Comitês populares expressam nova dinâmica social e política no Egito
Eduardo Febbro - Direto do Cairo e de Alexandria

Entre o Cairo e a Alexandria há a distância da história: espaço e tempo, de 2008, 2010, duas datas que desembocaram na Revolução de 2011, na Praça Tahir e, hoje, no enxame de vida, projetos e princípios que, apesar de todos os esforços da junta militar no poder para desviar os ideais da revolução, ela encarnou em dezenas de comitês revolucionários, novos partidos políticos, grupos laicos, comitês populares e movimentos de jovens que passaram do espaço virtual da internet à ação na rua. Mas a história começou na tela de um computador, em 2008, quando um jovem estudante, Ahmad Maher, decidiu lançar o movimento 6 de abril, através do Facebook, em apoio à greve geral dos trabalhadores do algodão, de Mahal el-Kubra, uma das grandes cidades industriais situadas no delta do Nilo. Êxito imediato num país com 17 milhões de pessoas conectadas à internet (20% da população), que seguiram a consigna de Ahmad Maher: “fazer do Egito um país digno e construir as bases de um governo democrático”.

O carro atravessa a região de Quadi Natroun em direção a Alexandria. Ali se jogou a segunda etapa, em 2010. Khaled Said, um blogueiro de Alexandria, foi assassinado a pancadas em plena rua por dois policiais. Khaled tinha 28 anos e tinha difundido na internet um vídeo onde se via dois policiais repartindo a droga que haviam acabado de apreender. Khaled Said se tornou o símbolo de quem, ainda hoje, move a sociedade em direção à mudança. Khaled Said foi preso numa lan house, morreu na rua mas ressuscitou na rede, de novo no Facebook. Sua página reuniu meio milhão de pessoas e suscitou dezenas de milhares de adesões sob o mesmo emblema: “Somos todos Khaled Said”. Fomos e ainda somos. Sem o Movimento 6 de Abril e sem o assassinato de Khaled Said a Revolução da Praça Tahir não teria ocorrido. Chegamos até aqui com a força de ambos e não pararemos até que o Egito tenha uma democracia limpa, não violenta, respeitosa da lei, incorruptível e livre do jogo capitalista”, diz Omar Hossein, um membro dos comitês populares que criados no país ao mesmo tempo em que estourava a revolta na Praça Tahir. Algo novo, inédito no Egito, quase único no mundo por seu caráter autogestionário.

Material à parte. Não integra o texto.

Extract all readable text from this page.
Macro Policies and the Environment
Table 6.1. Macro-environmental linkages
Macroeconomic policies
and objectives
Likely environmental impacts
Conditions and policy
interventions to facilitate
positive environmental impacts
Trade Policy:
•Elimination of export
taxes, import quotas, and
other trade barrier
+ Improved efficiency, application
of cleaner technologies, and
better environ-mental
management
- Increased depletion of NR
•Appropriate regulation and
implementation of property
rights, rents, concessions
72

Os comitês populares “Lagna Shaabeyya” fazem tudo: controlam a polícia, velam pelos valores da revolução, protestam contra a sujeira, limpam as ruas, pressionam os governantes, denunciam a corrupção, organizam os bairros e tomam para si as todas os serviços em que o estado é inoperante. Auto-organização popular pura, sem mediadores.

Imbaba é um subúrbio do Norte do Cairo, a leste do Nilo, sob o governo de Gizé, onde estão as grandes pirâmides de Keops, Kefren e Mikerinos e a Fenix. O governador de Gizé quase queimou as asas. Ihab Ali, o coordenador do Comitê Popular de Imbaba, lançou uma campanha popular para que as autoridades recolhessem o lixo da localidade em que vivem um milhão e meio de pessoas. Os dejetos estavam na rua porque o orçamento para recolher o lixo ficavam nos bolsos dos funcionários. Ihab Ali mostra o resultado da campanha: “em uma semana o governador limpou o lixo. As pessoas perderam o medo, já não temem reclamar os seus direitos, não se sentem só como antes, mas numa dinâmica de coletividade”.

É a ação social direta, de uma eficácia tão acertada como um estudo de mercado. No total hoje há pouco mais de 30 comitês populares no país que funcionam com o mesmo princípio: a autogestão nos bairros, a resolução dos problemas de limpeza pública, da luz, da água potável, da saúde, da educação, do transporte, da segurança. Os comitês repetem uma mensagem sem fim: “temos de conseguir que as pessoas saibam que têm direitos, que podem dispor deles”, disse Ihab Ali. A demonstração de suas palavras está num cartaz de uma campanha recente: “teus direitos não virão até você, toma-los!”.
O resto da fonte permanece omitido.